Die Angst vor dem Ersten Satz

Der erste Satz einer Geschichte ist der Satz, der am meisten gelesen wird. Er wird von den Neugierigen gelesen, die sich einen Eindruck von dem Buch machen wollen, um zu entscheiden, ob sie das Buch kaufen möchten. Er wird von den Kritikern gelesen, die berichten möchten, was sie von dem Buch halten. Er wird von den Verlegern gelesen, die entscheiden möchten, ob sie das Buch verlegen möchten. Und sie alle werden den ersten Satz lesen, ganz egal, ob der Rest vom Buch schlichtweg genial oder einfach nur Müll ist, aus einem ganz einfachen Grund: Sie fangen von vorne an und das ist der erste Satz.
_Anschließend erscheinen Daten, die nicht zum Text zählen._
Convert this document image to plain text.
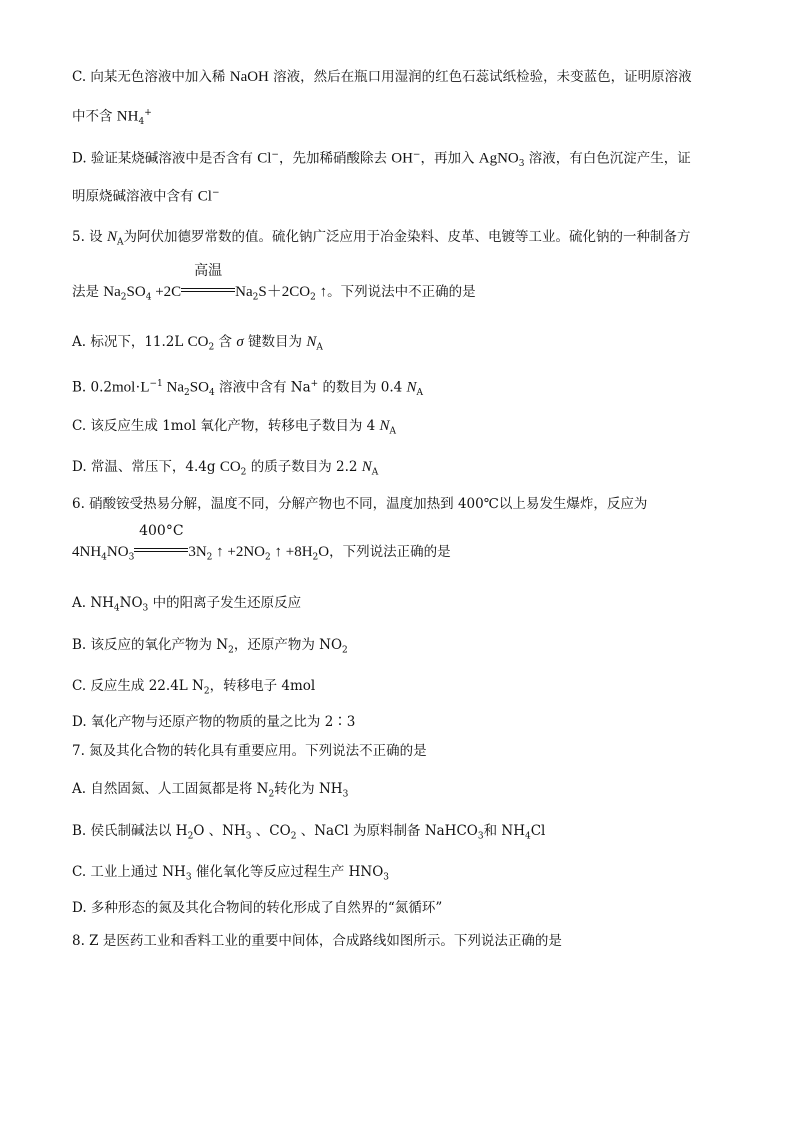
C. 向某无色溶液中加入稀 NaOH 溶液，然后在瓶口用湿润的红色石蕊试纸检验，未变蓝色，证明原溶液
中不含 $NH_4^+$
D. 验证某烧碱溶液中是否含有 Cl−，先加稀硝酸除去 OH−，再加入 AgNO$_3$ 溶液，有白色沉淀产生，证
明原烧碱溶液中含有 Cl−
5. 设 $N_A$为阿伏加德罗常数的值。硫化钠广泛应用于冶金染料、皮革、电镀等工业。硫化钠的一种制备方
法是 $Na_2SO_4 +2C$
高温
$Na_2S+2CO_2$ ↑。下列说法中不正确的是
A. 标况下，11.2L $CO_2$ 含 σ 键数目为 $N_A$
B. $0.2mol\cdot L^{-1}$ $Na_2SO_4$ 溶液中含有 Na+ 的数目为 0.4 $N_A$
C. 该反应生成 1mol 氧化产物，转移电子数目为 4 $N_A$
D. 常温、常压下，4.4g $CO_2$ 的质子数目为 2.2 $N_A$
6. 硝酸铵受热易分解，温度不同，分解产物也不同，温度加热到 400℃以上易发生爆炸，反应为
$4NH_4NO_3$
400°C
$3N_2$ ↑ $+2NO_2$ ↑ $+8H_2O$，下列说法正确的是
A. $NH_4NO_3$ 中的阳离子发生还原反应
B. 该反应的氧化产物为 $N_2$，还原产物为 $NO_2$
C. 反应生成 22.4L $N_2$，转移电子 4mol
D. 氧化产物与还原产物的物质的量之比为 2∶3
7. 氮及其化合物的转化具有重要应用。下列说法不正确的是
A. 自然固氮、人工固氮都是将 $N_2$转化为 $NH_3$
B. 侯氏制碱法以 $H_2O$ 、$NH_3$ 、$CO_2$ 、NaCl 为原料制备 NaHCO$_3$和 $NH_4Cl$
C. 工业上通过 $NH_3$ 催化氧化等反应过程生产 $HNO_3$
D. 多种形态的氮及其化合物间的转化形成了自然界的“氮循环”
8. Z 是医药工业和香料工业的重要中间体，合成路线如图所示。下列说法正确的是
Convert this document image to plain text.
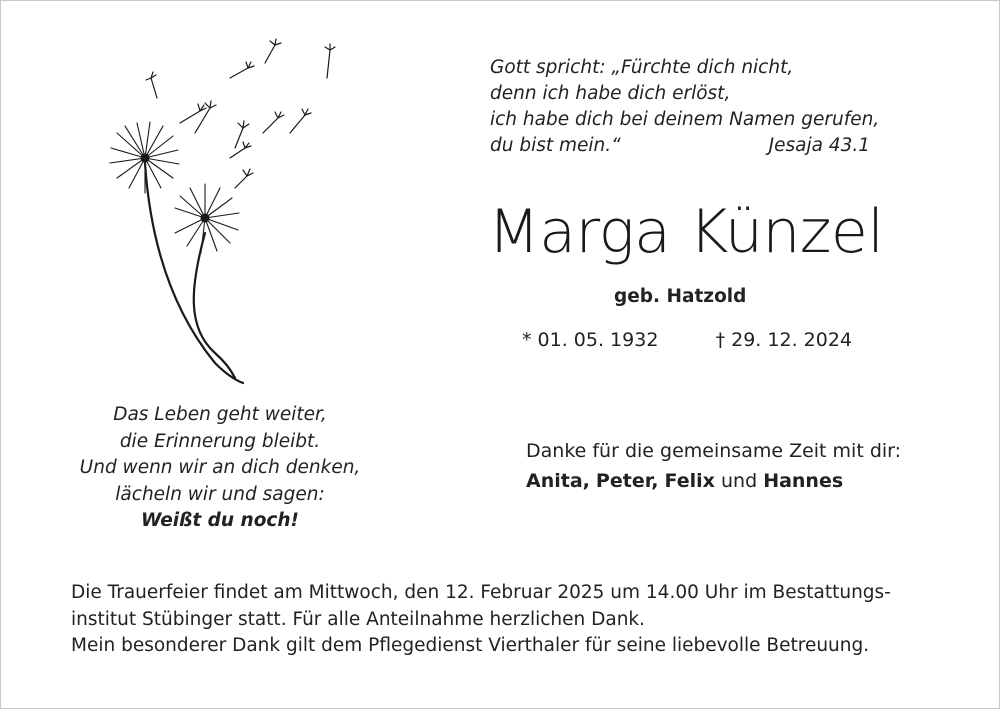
Gott spricht: „Fürchte dich nicht,
denn ich habe dich erlöst,
ich habe dich bei deinem Namen gerufen,
du bist mein.“	Jesaja 43.1
Marga Künzel
geb. Hatzold
* 01. 05. 1932	† 29. 12. 2024
Das Leben geht weiter,
die Erinnerung bleibt.
Und wenn wir an dich denken,
lächeln wir und sagen:
Weißt du noch!
Danke für die gemeinsame Zeit mit dir:
Anita, Peter, Felix und Hannes
Die Trauerfeier findet am Mittwoch, den 12. Februar 2025 um 14.00 Uhr im Bestattungs-
institut Stübinger statt. Für alle Anteilnahme herzlichen Dank.
Mein besonderer Dank gilt dem Pflegedienst Vierthaler für seine liebevolle Betreuung.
Der erste Satz ist daher wichtig. Er muss zumindest Hoffnung darauf wecken, dass sich ein Weiterlesen lohnt. Die Sprache und der Erzählstil des Autors werden das erste Mal erkennbar, und der Leser merkt schnell, ob er sich auf diese Geschichte einlassen möchte oder nicht.

Aber das ist alles kein Grund, wirklich davor Angst zu haben. Wir Schreibende haben den Vorteil, dass wir mehr Zeit haben, diesen Satz zu schreiben als es dauert, ihn zu lesen. Wir können an ihm herumfeilen und verbessern, bis wir damit zufrieden sind und ihn dann erst auf unsere Leser loslassen. Und er wird nie erfahren, welche Sätze es nicht geschafft haben.

Nach all der Lektüre darüber, wie man besser schreiben kann, nach dem ich nun mehr oder weniger weiß, wo ich welche Punkte setzen kann, was für Entscheidungen ich treffen kann und muss, und was diese Entscheidungen für Konsequenzen haben, muss ich mir doch jetzt tatsächlich Gedanken darüber machen, was für eine Geschichte ich genau schreiben möchte. Und ich muss meinen Stil finden.

Und das bedeutet, dass ich langsam tatsächlich anfangen sollte zu schreiben. Das Ergebnis muss ich ja eh öfter korrigieren und umschreiben. Ich sollte aber anfangen.